The drummer, Marlon Mein, had his own project, the worldbeat collective Dissidenten, and wanted her to sing. She performed in the band for four years, playing big festivals like Britain’s Glastonbury. ‘At a certain point I felt it was time to do my own thing, but I always intended to combine it all,’ she says.

Her debut album, Soño di un muhé (‘One woman’s dream’), was released in the spring of 2000 on her own label, and Calister decided to concentrate on her own project with fellow Antilleans Randal Corsen on piano and Eric Calmes on bass.

Both musicians contributed to the compositions and arrangements, which fused Antillean and Afro-Cuban styles with jazz improvisation, while Calister took care of the lyrics in her native tongue, the Creole language Papiamento. The big hit, however, was ‘Fiesta di piskado’ (‘Feast of the fishermen’), their version of an old tumba by famous Curaçao composer Rudy Plaate. It got heavy airplay by radio stations all over the island and reached number one within weeks of its release.

‘I decided to do a presentation. I was thinking of a small, cosy get-together for a couple of hundred people,’ she says. ‘But it turned out around 1,000 people came– we had to turn hundreds away.’

When Calister and her band launched the album later that year at the Bimhuis in Amsterdam, the reaction was equally ecstatic. The NRC Handelsblad called the concert ‘historic’. Her career was ascendant: she was crowned Tumba Queen at the 2001 Curaçao Carnival, played prestigious venues like the Concertgebouw here, and has become a fixture at the North Sea Jazz Festival. All the time, Network Medien’s Christian Scholze was courting her for a contract, to no avail.

‘I was busy preparing my second album and wanted it to be a very jazzy affair,’ says Calister. ‘Talks between us didn’t lead anywhere, because I didn’t want to change my ideas about the record.’

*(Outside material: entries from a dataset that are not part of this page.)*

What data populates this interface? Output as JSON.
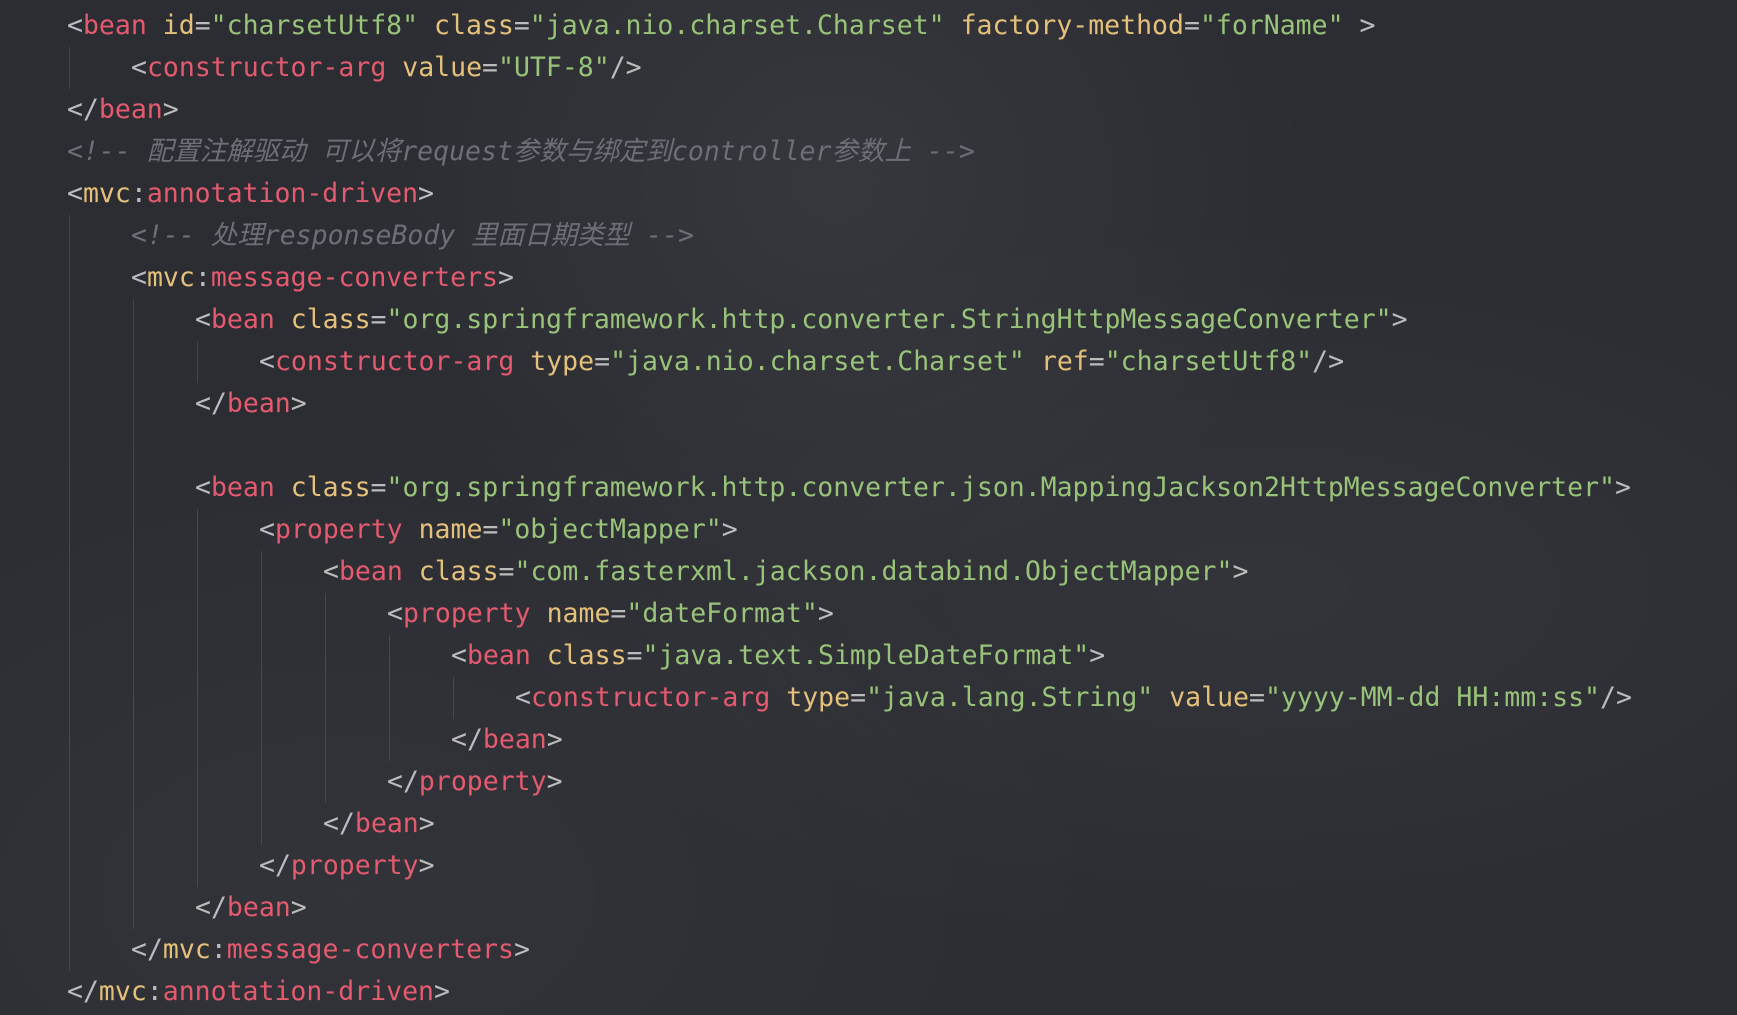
{
  "lines": [
    {
      "indent": 0,
      "tokens": [
        {
          "t": "bracket",
          "v": "<"
        },
        {
          "t": "tag",
          "v": "bean"
        },
        {
          "t": "text",
          "v": " "
        },
        {
          "t": "attr",
          "v": "id"
        },
        {
          "t": "eq",
          "v": "="
        },
        {
          "t": "value",
          "v": "\"charsetUtf8\""
        },
        {
          "t": "text",
          "v": " "
        },
        {
          "t": "attr",
          "v": "class"
        },
        {
          "t": "eq",
          "v": "="
        },
        {
          "t": "value",
          "v": "\"java.nio.charset.Charset\""
        },
        {
          "t": "text",
          "v": " "
        },
        {
          "t": "attr",
          "v": "factory-method"
        },
        {
          "t": "eq",
          "v": "="
        },
        {
          "t": "value",
          "v": "\"forName\""
        },
        {
          "t": "text",
          "v": " "
        },
        {
          "t": "bracket",
          "v": ">"
        }
      ]
    },
    {
      "indent": 1,
      "tokens": [
        {
          "t": "bracket",
          "v": "<"
        },
        {
          "t": "tag",
          "v": "constructor-arg"
        },
        {
          "t": "text",
          "v": " "
        },
        {
          "t": "attr",
          "v": "value"
        },
        {
          "t": "eq",
          "v": "="
        },
        {
          "t": "value",
          "v": "\"UTF-8\""
        },
        {
          "t": "bracket",
          "v": "/>"
        }
      ]
    },
    {
      "indent": 0,
      "tokens": [
        {
          "t": "bracket",
          "v": "</"
        },
        {
          "t": "tag",
          "v": "bean"
        },
        {
          "t": "bracket",
          "v": ">"
        }
      ]
    },
    {
      "indent": 0,
      "tokens": [
        {
          "t": "comment",
          "v": "<!-- 配置注解驱动 可以将request参数与绑定到controller参数上 -->"
        }
      ]
    },
    {
      "indent": 0,
      "tokens": [
        {
          "t": "bracket",
          "v": "<"
        },
        {
          "t": "ns",
          "v": "mvc"
        },
        {
          "t": "bracket",
          "v": ":"
        },
        {
          "t": "tag",
          "v": "annotation-driven"
        },
        {
          "t": "bracket",
          "v": ">"
        }
      ]
    },
    {
      "indent": 1,
      "tokens": [
        {
          "t": "comment",
          "v": "<!-- 处理responseBody 里面日期类型 -->"
        }
      ]
    },
    {
      "indent": 1,
      "tokens": [
        {
          "t": "bracket",
          "v": "<"
        },
        {
          "t": "ns",
          "v": "mvc"
        },
        {
          "t": "bracket",
          "v": ":"
        },
        {
          "t": "tag",
          "v": "message-converters"
        },
        {
          "t": "bracket",
          "v": ">"
        }
      ]
    },
    {
      "indent": 2,
      "tokens": [
        {
          "t": "bracket",
          "v": "<"
        },
        {
          "t": "tag",
          "v": "bean"
        },
        {
          "t": "text",
          "v": " "
        },
        {
          "t": "attr",
          "v": "class"
        },
        {
          "t": "eq",
          "v": "="
        },
        {
          "t": "value",
          "v": "\"org.springframework.http.converter.StringHttpMessageConverter\""
        },
        {
          "t": "bracket",
          "v": ">"
        }
      ]
    },
    {
      "indent": 3,
      "tokens": [
        {
          "t": "bracket",
          "v": "<"
        },
        {
          "t": "tag",
          "v": "constructor-arg"
        },
        {
          "t": "text",
          "v": " "
        },
        {
          "t": "attr",
          "v": "type"
        },
        {
          "t": "eq",
          "v": "="
        },
        {
          "t": "value",
          "v": "\"java.nio.charset.Charset\""
        },
        {
          "t": "text",
          "v": " "
        },
        {
          "t": "attr",
          "v": "ref"
        },
        {
          "t": "eq",
          "v": "="
        },
        {
          "t": "value",
          "v": "\"charsetUtf8\""
        },
        {
          "t": "bracket",
          "v": "/>"
        }
      ]
    },
    {
      "indent": 2,
      "tokens": [
        {
          "t": "bracket",
          "v": "</"
        },
        {
          "t": "tag",
          "v": "bean"
        },
        {
          "t": "bracket",
          "v": ">"
        }
      ]
    },
    {
      "indent": 0,
      "tokens": []
    },
    {
      "indent": 2,
      "tokens": [
        {
          "t": "bracket",
          "v": "<"
        },
        {
          "t": "tag",
          "v": "bean"
        },
        {
          "t": "text",
          "v": " "
        },
        {
          "t": "attr",
          "v": "class"
        },
        {
          "t": "eq",
          "v": "="
        },
        {
          "t": "value",
          "v": "\"org.springframework.http.converter.json.MappingJackson2HttpMessageConverter\""
        },
        {
          "t": "bracket",
          "v": ">"
        }
      ]
    },
    {
      "indent": 3,
      "tokens": [
        {
          "t": "bracket",
          "v": "<"
        },
        {
          "t": "tag",
          "v": "property"
        },
        {
          "t": "text",
          "v": " "
        },
        {
          "t": "attr",
          "v": "name"
        },
        {
          "t": "eq",
          "v": "="
        },
        {
          "t": "value",
          "v": "\"objectMapper\""
        },
        {
          "t": "bracket",
          "v": ">"
        }
      ]
    },
    {
      "indent": 4,
      "tokens": [
        {
          "t": "bracket",
          "v": "<"
        },
        {
          "t": "tag",
          "v": "bean"
        },
        {
          "t": "text",
          "v": " "
        },
        {
          "t": "attr",
          "v": "class"
        },
        {
          "t": "eq",
          "v": "="
        },
        {
          "t": "value",
          "v": "\"com.fasterxml.jackson.databind.ObjectMapper\""
        },
        {
          "t": "bracket",
          "v": ">"
        }
      ]
    },
    {
      "indent": 5,
      "tokens": [
        {
          "t": "bracket",
          "v": "<"
        },
        {
          "t": "tag",
          "v": "property"
        },
        {
          "t": "text",
          "v": " "
        },
        {
          "t": "attr",
          "v": "name"
        },
        {
          "t": "eq",
          "v": "="
        },
        {
          "t": "value",
          "v": "\"dateFormat\""
        },
        {
          "t": "bracket",
          "v": ">"
        }
      ]
    },
    {
      "indent": 6,
      "tokens": [
        {
          "t": "bracket",
          "v": "<"
        },
        {
          "t": "tag",
          "v": "bean"
        },
        {
          "t": "text",
          "v": " "
        },
        {
          "t": "attr",
          "v": "class"
        },
        {
          "t": "eq",
          "v": "="
        },
        {
          "t": "value",
          "v": "\"java.text.SimpleDateFormat\""
        },
        {
          "t": "bracket",
          "v": ">"
        }
      ]
    },
    {
      "indent": 7,
      "tokens": [
        {
          "t": "bracket",
          "v": "<"
        },
        {
          "t": "tag",
          "v": "constructor-arg"
        },
        {
          "t": "text",
          "v": " "
        },
        {
          "t": "attr",
          "v": "type"
        },
        {
          "t": "eq",
          "v": "="
        },
        {
          "t": "value",
          "v": "\"java.lang.String\""
        },
        {
          "t": "text",
          "v": " "
        },
        {
          "t": "attr",
          "v": "value"
        },
        {
          "t": "eq",
          "v": "="
        },
        {
          "t": "value",
          "v": "\"yyyy-MM-dd HH:mm:ss\""
        },
        {
          "t": "bracket",
          "v": "/>"
        }
      ]
    },
    {
      "indent": 6,
      "tokens": [
        {
          "t": "bracket",
          "v": "</"
        },
        {
          "t": "tag",
          "v": "bean"
        },
        {
          "t": "bracket",
          "v": ">"
        }
      ]
    },
    {
      "indent": 5,
      "tokens": [
        {
          "t": "bracket",
          "v": "</"
        },
        {
          "t": "tag",
          "v": "property"
        },
        {
          "t": "bracket",
          "v": ">"
        }
      ]
    },
    {
      "indent": 4,
      "tokens": [
        {
          "t": "bracket",
          "v": "</"
        },
        {
          "t": "tag",
          "v": "bean"
        },
        {
          "t": "bracket",
          "v": ">"
        }
      ]
    },
    {
      "indent": 3,
      "tokens": [
        {
          "t": "bracket",
          "v": "</"
        },
        {
          "t": "tag",
          "v": "property"
        },
        {
          "t": "bracket",
          "v": ">"
        }
      ]
    },
    {
      "indent": 2,
      "tokens": [
        {
          "t": "bracket",
          "v": "</"
        },
        {
          "t": "tag",
          "v": "bean"
        },
        {
          "t": "bracket",
          "v": ">"
        }
      ]
    },
    {
      "indent": 1,
      "tokens": [
        {
          "t": "bracket",
          "v": "</"
        },
        {
          "t": "ns",
          "v": "mvc"
        },
        {
          "t": "bracket",
          "v": ":"
        },
        {
          "t": "tag",
          "v": "message-converters"
        },
        {
          "t": "bracket",
          "v": ">"
        }
      ]
    },
    {
      "indent": 0,
      "tokens": [
        {
          "t": "bracket",
          "v": "</"
        },
        {
          "t": "ns",
          "v": "mvc"
        },
        {
          "t": "bracket",
          "v": ":"
        },
        {
          "t": "tag",
          "v": "annotation-driven"
        },
        {
          "t": "bracket",
          "v": ">"
        }
      ]
    }
  ]
}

Mariposa (‘Butterfly’), her second self-financed album, came out in November 2002. Partly recorded at Hershell Rosario’s H&R Studios on Curaçao, it had an even stronger Antillean feel than its predecessor, thanks to a more prominent use of traditional instruments like the kachu (cow horn), chapi (garden hoe head) and wiri (metal scraper).

Calister also enlisted the services of Grupo Trinchera, a local group dedicated to preserving the cultural heritage of the Netherlands Antilles –including European musical styles like the waltz, the danza and the mazurka as well as the African-rooted muzik di zumbi (music of the ghosts), seú (music for harvesting festivities) and blues-like tambú.

She recorded her third solo album, Krioyo (patois for ‘Creole’), in Amsterdam with most of the same musicians who played on her first two CDs (including her younger brother Roël on drums and famed Antillean percussionist Pernel Saturnino). It came out last spring on Network (they finally struck a deal in 2003), and the label gave Calister and her band complete freedom. It’s been released in more than 30 countries and is doing well, she says.

‘I could have started a career playing salsa, or jumped on the Buena Vista Social Club bandwagon,’ Calister says. ‘But instead, I’d like to build upon the beauty of Antillean music. Writing beautiful songs and singing them well, preferably for an audience that’s patient enough to listen to the ballads instead of jumping on the dance floor straight away’.